Toussaint : des messes sous protection en Corse

Ce dimanche 1er novembre en Corse, la fête de la Toussaint est placée sous le signe de la sécurité. Quelques jours après l'attentat de Nice, la vigilance est de mise alors que le plan Vigipirate est passé en "urgence attentat" dans tout le pays.

Sécurité renforcée ce matin aux abords de la chapelle des Grecs à Ajaccio.
Sécurité renforcée ce matin aux abords de la chapelle des Grecs à Ajaccio. © Yann BENARD / FTV
L'attentat de la basilique de Nice est encore dans tous les esprits. Ce dimanche 1er novembre en Corse, les messes de la Toussaint font l'objet d'une surveillance policière toute particulière.
Ajaccio, 1er novembre 2020.
Ajaccio, 1er novembre 2020. © Yann BENARD / FTV
À Bastia, l'église Notre-Dame de Lourdes ne fait pas exception. Des dizaines de policiers et de CRS patrouillent aux abords de l'édifice religieux mais également dans les cimetières. Pour la directrice adjointe de la DDSP de Haute-Corse, Laëtitia Prignot, "il s'agit de sécuriser tous les lieux de culte notamment catholiques"

Des dispositifs fixes sont mis en place pour les messes, des dispositifs dynamiques sont placés au niveau des cimetières et de tous les autres lieux de culte, "pour montrer notre présence et sécuriser la population".

Une présence policière qui rassure

Cette présence policière vise à rassurer les fidèles mais aussi le curé, Georges Nicoli : "On a déjà porté l'angoisse du Covid depuis plusieurs moins, maintenant il y a cette angoisse-là des menaces qui se fait sentir".

"Je pense que c'est bien que les gens se sentent accompagnés par les services d'État et les services de sécurité", estime-t-il. 

Police, gendarmerie, CRS, renseignements mobilisés

Vendredi, le préfet de Corse Pascal Lelarge avait confirmé au micro de France Bleu RCFM "l'allocation des moyens de police, de gendarmerie, de CRS et de renseignements que nous avons dans l'île".

"Cela se fera aussi par des contacts resserrés avec les responsables religieux, à commencer par l'Église catholique, mais pas que...", a-t-il alors déclaré.

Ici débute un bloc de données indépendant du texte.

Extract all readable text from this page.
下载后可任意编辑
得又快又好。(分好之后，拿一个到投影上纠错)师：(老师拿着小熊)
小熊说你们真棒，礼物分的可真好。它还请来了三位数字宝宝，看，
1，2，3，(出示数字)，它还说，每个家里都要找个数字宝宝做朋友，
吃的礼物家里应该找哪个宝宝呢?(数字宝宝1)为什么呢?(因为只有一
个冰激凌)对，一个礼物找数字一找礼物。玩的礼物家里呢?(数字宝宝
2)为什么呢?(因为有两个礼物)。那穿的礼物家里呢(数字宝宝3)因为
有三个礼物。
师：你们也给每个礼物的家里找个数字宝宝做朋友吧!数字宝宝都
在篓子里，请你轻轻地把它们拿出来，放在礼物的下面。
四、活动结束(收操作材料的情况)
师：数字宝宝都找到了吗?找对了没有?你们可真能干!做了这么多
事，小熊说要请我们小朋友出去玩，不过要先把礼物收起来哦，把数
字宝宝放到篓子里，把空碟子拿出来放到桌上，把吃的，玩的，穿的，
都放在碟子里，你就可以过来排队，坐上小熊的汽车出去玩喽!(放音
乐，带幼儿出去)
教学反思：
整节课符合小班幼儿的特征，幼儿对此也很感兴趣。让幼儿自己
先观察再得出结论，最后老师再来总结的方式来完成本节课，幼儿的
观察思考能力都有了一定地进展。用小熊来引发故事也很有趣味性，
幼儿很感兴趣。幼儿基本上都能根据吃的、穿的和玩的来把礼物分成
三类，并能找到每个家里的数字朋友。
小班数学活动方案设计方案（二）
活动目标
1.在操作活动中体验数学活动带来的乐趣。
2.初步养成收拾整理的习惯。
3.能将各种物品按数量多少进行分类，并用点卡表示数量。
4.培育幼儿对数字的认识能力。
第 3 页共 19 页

Invité sur le plateau de France 3 ViaStella vendredi, François Ravier, préfet de Haute-Corse, a fait le point sur la menace terroriste sur l'île.
Le préfet de Haute-Corse François Ravier a fait le point sur la menace terroriste en Corse.
Le préfet de Haute-Corse François Ravier a fait le point sur la menace terroriste en Corse. © DR
"Le risque en Corse est considéré comme de bas niveau, mais c’est une raison de plus pour être extrêmement attentif à chacune des situations que nous pouvons rencontrer", a-t-il jugé.

À ce jour en Corse, 15 personnes sont fichées pour radicalisation à caractère terroriste (2 à 3 seraient incarcérées), alors que plus de 8.000 personnes sont inscrites au fichier des signalements pour la prévention de la radicalisation à caractère terroriste (FSPRT) en France. 

"Ne pas tomber dans le piège de la division"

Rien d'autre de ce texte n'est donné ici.